-¿A qué te dedicas? -le pregunté para no saltarme el protocolo de las cenas en las que hay invitados desconocidos y se espera una conversación cordial cargada de respuestas insípidas e intrascendentes. Pero, contra todo pronóstico, no fue así.
-Soy obrero submarino, o lo era hasta hace unas semanas… -contestó con desdén. Mis ojos se abrieron como platos y mi atención se centró en su mirada esquiva encajada entre gruesas y toscas facciones. ¡¿Obrero submarino?, ¿qué carajos hace un obrero submarino?!
Me gustaría recordar el nombre de aquel hombre, sin embargo, por más que lo intento no lo consigo. Nos vimos solo esa vez; era una noche de invierno y cenábamos arroz, arròs al forn, en la casa de campo de unos amigos en común.
Durante los siguientes quince minutos el resto de los comensales dejaron de existir mientras nosotros dos nos sumergimos en una coreografía de tira y afloja, en la que él parecía querer evitar mis preguntas y yo insistía en desenterrar un pasado que me interesaba descubrir.
No llegaba a los 40 años de edad y ya se podía sentir en su voz el cansancio que se acumula con el trabajo poco agradecido, con el trabajo deshumanizado. Era la voz del desgaste físico y mental después de muchos días de faena seguidos de la soledad. Era la voz de alguien que siente que ya no pertenece a ningún lugar y que solo con dinero puede comprar el cariño.

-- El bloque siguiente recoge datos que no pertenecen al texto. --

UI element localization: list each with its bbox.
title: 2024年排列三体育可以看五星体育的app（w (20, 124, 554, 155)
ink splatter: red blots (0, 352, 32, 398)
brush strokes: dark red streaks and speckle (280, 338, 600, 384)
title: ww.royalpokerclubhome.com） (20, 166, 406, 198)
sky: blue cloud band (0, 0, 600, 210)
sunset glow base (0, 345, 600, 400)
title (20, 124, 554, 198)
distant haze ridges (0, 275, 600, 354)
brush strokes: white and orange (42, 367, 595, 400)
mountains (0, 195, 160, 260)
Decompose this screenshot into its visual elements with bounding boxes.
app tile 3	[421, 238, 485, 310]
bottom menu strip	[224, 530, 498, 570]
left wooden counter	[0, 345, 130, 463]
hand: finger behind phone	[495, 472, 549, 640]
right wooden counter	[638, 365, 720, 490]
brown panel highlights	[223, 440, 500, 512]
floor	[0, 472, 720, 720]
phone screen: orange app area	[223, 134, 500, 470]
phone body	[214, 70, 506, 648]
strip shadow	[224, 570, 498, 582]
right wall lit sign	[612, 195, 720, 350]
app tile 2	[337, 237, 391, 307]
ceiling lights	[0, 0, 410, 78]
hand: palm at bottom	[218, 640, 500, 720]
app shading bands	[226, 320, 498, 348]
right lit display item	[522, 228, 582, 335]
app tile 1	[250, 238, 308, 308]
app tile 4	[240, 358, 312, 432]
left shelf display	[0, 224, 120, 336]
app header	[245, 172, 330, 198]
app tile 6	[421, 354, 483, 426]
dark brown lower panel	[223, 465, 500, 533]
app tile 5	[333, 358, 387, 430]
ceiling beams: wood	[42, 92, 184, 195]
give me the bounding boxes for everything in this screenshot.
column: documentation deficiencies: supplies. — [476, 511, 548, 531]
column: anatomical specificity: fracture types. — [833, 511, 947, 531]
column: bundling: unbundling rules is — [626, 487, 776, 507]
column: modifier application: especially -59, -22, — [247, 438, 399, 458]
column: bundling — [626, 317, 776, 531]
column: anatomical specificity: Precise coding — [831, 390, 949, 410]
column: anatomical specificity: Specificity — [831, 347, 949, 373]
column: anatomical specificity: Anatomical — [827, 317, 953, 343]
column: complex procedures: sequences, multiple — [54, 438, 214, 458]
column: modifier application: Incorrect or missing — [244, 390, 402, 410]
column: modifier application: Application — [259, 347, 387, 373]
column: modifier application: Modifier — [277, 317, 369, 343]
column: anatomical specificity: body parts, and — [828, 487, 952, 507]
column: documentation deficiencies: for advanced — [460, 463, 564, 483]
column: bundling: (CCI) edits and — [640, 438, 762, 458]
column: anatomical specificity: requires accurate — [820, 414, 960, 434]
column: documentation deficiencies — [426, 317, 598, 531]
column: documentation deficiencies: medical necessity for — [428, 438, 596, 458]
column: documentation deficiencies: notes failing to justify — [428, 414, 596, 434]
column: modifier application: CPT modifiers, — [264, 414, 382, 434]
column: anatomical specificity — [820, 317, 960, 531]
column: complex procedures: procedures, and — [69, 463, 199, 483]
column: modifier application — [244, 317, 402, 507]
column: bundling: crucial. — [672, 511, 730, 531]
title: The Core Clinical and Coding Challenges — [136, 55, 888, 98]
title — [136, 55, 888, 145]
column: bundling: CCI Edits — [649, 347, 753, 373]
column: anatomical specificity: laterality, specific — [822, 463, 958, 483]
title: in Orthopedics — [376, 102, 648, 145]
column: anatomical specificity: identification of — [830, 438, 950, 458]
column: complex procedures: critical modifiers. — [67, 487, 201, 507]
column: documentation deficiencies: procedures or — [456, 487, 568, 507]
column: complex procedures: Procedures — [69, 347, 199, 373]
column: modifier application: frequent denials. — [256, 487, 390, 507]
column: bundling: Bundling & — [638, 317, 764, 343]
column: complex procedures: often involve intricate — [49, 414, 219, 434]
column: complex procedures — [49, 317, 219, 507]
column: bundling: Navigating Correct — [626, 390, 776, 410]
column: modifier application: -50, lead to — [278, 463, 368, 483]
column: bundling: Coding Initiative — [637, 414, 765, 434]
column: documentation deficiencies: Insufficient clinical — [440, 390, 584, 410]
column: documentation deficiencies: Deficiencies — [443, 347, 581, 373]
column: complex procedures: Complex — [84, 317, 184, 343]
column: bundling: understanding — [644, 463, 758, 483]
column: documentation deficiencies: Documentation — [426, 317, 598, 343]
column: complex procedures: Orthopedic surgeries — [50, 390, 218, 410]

-Bucear es mi gran pasión o, mejor dicho, lo era -comenzó a narrar con una voz monótona y cargada de pinceladas de derrota- …Cuando me ofrecieron mi primer trabajo en una construcción submarina lo acepté de inmediato. Parecía una oferta estupenda; estar mucho tiempo bajo el agua no era un problema para mí, se trataba de un contrato de solo 3 meses y la paga sonaba muy bien. Pensé que me dedicaría a esto solo una temporada corta y terminé trabajando en ello casi 10 años. Me tomaba dos o tres semanas de descanso entre curros y durante esos días me gastaba todo el dinero que había ganado en el último trabajo. Le compraba joyas a mi madre y a mis hermanas, invitaba a todos los amigos de fiesta y me pasaba días sin dormir. Dejé de formar parte de la vida de las personas a las que quería; me convertí en alguien de paso. Después de visitar la que una vez fue mi casa, regresaba a las profundidades del mar; allá a 30 o 40 metros bajo el agua en donde no sabes diferenciar las tinieblas de la soledad, de las submarinas.
Desde aquella cena pienso en cómo pasa desapercibido el trabajo y sacrificio que hay detrás de tantas edificaciones. Cada vez que cruzo un puente pienso en todas esas personas que lo pusieron en pie; en tantos anónimos que nunca han recibido ni recibirán una pizca de reconocimiento por sentar las bases, en toda regla, de nuestra civilización.